Richard Bernstein: The Antidote to Pessimism

Richard Bernstein

For an antidote to the bearish sentiment coming from David Rosenberg, look at Richard Bernstein.  In contrast to Rosenberg’s vision of Japan’s lost decade, Bernstein expects the S&P to outperform emerging markets, at least in the near term.

Until a couple of years ago, Rosenberg and Bernstein were colleagues at Merrill Lynch.  They remain close friends, though Rosenberg is now with Gluskin Sheff in Canada, and Bernstein is the founder and CEO of Richard Bernstein Advisors, based in New York.

Bernstein spoke last week at a forum hosted by the Maryland-based investment consulting and technology provider Fortigent, LLC.

Investors are “way too bearish on the US,” Bernstein said, “and they are a little too optimistic about emerging market stocks.”

I’ll discuss Bernstein’s favored asset classes for the coming year, but first let’s look at where he thinks the US economic recovery and markets stand.
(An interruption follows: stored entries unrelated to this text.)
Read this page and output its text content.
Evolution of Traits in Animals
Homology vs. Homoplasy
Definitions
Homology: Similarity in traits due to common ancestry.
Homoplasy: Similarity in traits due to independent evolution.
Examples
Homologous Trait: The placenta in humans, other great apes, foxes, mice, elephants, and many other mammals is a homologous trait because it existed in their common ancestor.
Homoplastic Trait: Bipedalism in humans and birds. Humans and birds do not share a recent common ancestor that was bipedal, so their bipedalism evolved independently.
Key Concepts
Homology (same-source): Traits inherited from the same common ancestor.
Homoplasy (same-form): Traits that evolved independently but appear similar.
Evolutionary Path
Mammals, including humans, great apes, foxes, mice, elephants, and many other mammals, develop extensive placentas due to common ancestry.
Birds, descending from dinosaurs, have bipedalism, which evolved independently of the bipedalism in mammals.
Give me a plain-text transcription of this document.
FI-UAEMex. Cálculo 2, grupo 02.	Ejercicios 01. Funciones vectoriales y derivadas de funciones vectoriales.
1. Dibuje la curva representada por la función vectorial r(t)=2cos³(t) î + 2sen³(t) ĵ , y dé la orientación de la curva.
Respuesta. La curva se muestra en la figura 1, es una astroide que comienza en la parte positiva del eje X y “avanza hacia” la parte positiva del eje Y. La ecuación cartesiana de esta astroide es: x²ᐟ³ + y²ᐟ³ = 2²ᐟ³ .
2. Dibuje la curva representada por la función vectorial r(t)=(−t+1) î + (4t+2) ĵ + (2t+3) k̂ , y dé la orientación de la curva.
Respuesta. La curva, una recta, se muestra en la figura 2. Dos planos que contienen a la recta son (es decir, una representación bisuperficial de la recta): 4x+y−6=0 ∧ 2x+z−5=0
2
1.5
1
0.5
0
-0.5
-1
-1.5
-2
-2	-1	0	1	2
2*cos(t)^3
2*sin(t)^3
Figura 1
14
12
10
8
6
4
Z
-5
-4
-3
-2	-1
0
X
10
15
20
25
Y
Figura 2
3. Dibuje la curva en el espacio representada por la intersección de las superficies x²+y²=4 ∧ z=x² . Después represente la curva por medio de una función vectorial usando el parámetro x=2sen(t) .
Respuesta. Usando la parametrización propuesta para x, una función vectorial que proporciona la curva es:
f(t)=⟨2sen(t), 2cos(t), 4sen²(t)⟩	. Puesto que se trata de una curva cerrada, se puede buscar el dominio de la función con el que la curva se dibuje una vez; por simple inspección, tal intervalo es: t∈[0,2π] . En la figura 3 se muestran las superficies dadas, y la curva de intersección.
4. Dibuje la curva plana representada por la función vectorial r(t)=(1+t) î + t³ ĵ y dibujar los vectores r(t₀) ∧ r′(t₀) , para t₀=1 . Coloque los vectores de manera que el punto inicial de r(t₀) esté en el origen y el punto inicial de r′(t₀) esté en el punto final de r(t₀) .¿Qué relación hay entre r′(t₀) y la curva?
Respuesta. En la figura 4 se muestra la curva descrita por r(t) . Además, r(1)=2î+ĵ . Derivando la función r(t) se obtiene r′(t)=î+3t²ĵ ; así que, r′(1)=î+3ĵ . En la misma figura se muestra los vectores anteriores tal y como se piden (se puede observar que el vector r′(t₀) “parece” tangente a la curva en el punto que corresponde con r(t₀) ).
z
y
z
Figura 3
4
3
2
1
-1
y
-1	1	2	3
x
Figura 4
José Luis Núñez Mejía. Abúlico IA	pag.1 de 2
Four phases of bull markets

Bernstein believes that bull markets go through four phases, according to Bernstein:

  • Denial, when investors say “it can’t happen.” 
  • Acceptance, when they come to realize that “maybe this is really happening” and start to believe they should have more in the market. 
  • A “brave new world” of outperformance that will never end. 
  • A bear market that brings the bull market ends to an end.

US equities are somewhere between phases one and two – between denial and acceptance, Bernstein said.  Moreover, he said the economic recovery in the US is “much more normal” than most believe.  The economy is almost exactly tracing out the path of the GDP during the recovery from the last two recessions – in 1990 and 2001.  In fact, he said, the 2001 recovery was weaker than the current one.

“We have just had a perfectly normal recovery of corporate profits,” he said, “and a perfectly normal recovery of the stock market.”